The General Data Protection Regulation

International data transfers

EU data protection rules apply to the European Economic Area (i.e. the European Union, Liechtenstein, Norway and Iceland, hereafter the “EEA”). Personal data may therefore be transferred freely within this territory, provided that the processing complies with the general obligations applicable to controllers and processors provided for by the General Data Protection Regulation 2016/679 (the “GDPR”) .

However, a transfer of personal data subject to processing to a country outside the European Economic Area (a “third country”) or to an international organisation shall take place only under certain conditions as described in Chapter V of the GDPR. These requirements are additional to the general obligations provided by the “GDPR”. Hence, a two-step assessment must be applied:

  • first, the transfer of personal data (as a processing activity) must have a legal basis and must comply with all relevant provisions of the GDPR (e.g. lawfulness of processing, transparency, accountability, etc.);
  • second, the provisions applicable to international data transfers provided for in Chapter V of the GDPR must be complied with.
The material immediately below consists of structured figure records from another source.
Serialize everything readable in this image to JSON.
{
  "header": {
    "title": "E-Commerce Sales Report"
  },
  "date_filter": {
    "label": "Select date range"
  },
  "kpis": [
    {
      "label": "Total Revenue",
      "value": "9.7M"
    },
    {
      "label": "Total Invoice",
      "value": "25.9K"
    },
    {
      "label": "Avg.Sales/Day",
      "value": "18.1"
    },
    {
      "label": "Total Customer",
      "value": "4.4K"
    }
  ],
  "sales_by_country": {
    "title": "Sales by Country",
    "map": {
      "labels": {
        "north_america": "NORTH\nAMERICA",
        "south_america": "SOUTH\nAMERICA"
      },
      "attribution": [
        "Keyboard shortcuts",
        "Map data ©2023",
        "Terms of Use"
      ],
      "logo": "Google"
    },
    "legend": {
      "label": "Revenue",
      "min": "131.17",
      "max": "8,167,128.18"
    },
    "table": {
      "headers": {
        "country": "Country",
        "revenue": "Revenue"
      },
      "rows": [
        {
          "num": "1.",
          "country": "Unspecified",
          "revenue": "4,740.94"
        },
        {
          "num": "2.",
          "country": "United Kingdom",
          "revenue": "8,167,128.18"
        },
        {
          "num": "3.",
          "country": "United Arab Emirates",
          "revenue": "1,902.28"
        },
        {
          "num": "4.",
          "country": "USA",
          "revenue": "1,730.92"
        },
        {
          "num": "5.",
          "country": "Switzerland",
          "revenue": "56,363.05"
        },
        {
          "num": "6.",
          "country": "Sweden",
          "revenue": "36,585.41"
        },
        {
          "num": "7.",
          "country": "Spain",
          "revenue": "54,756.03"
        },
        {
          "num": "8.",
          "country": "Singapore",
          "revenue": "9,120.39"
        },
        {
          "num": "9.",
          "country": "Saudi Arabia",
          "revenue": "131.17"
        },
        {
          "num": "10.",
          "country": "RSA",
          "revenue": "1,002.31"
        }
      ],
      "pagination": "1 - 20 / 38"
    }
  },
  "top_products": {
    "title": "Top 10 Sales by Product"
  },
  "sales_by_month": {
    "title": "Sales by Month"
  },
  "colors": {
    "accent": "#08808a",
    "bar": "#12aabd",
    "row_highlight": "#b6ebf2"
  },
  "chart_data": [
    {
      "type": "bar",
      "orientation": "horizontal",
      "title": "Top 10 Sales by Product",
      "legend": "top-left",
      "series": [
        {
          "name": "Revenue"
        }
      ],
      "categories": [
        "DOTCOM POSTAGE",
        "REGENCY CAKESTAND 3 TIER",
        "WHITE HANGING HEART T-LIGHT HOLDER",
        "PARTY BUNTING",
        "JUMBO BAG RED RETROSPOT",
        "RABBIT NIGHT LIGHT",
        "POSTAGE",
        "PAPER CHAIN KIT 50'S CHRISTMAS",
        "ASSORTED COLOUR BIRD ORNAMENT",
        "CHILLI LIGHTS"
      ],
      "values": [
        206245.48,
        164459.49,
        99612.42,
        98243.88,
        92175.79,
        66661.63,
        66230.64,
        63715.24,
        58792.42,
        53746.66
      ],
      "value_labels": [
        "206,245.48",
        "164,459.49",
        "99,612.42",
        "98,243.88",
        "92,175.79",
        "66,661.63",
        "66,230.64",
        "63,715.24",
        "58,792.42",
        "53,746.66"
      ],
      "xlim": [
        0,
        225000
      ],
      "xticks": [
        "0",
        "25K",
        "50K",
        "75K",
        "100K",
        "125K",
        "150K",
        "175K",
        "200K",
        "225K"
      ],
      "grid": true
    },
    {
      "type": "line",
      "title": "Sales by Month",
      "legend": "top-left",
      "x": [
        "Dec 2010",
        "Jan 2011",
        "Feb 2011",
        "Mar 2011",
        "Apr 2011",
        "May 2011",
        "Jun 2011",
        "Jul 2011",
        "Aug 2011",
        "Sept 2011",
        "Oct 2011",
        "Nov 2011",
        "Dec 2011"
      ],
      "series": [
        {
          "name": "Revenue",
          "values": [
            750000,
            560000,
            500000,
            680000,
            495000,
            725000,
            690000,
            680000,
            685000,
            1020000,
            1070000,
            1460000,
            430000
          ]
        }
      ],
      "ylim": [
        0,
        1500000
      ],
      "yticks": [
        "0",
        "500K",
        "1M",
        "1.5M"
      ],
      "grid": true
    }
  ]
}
Thus, transfers of personal data to a third country is only possible if:
    • the data transfer is covered by an adequacy decision issued by the European Commission according to article 45 of the GDPR; or
    • otherwise, if the data exporter can demonstrate the existence of appropriate safeguards as stated under article 46 of the GDPR; or
    • otherwise, if the transfer falls under any of the derogations foreseen in article 49 GDPR.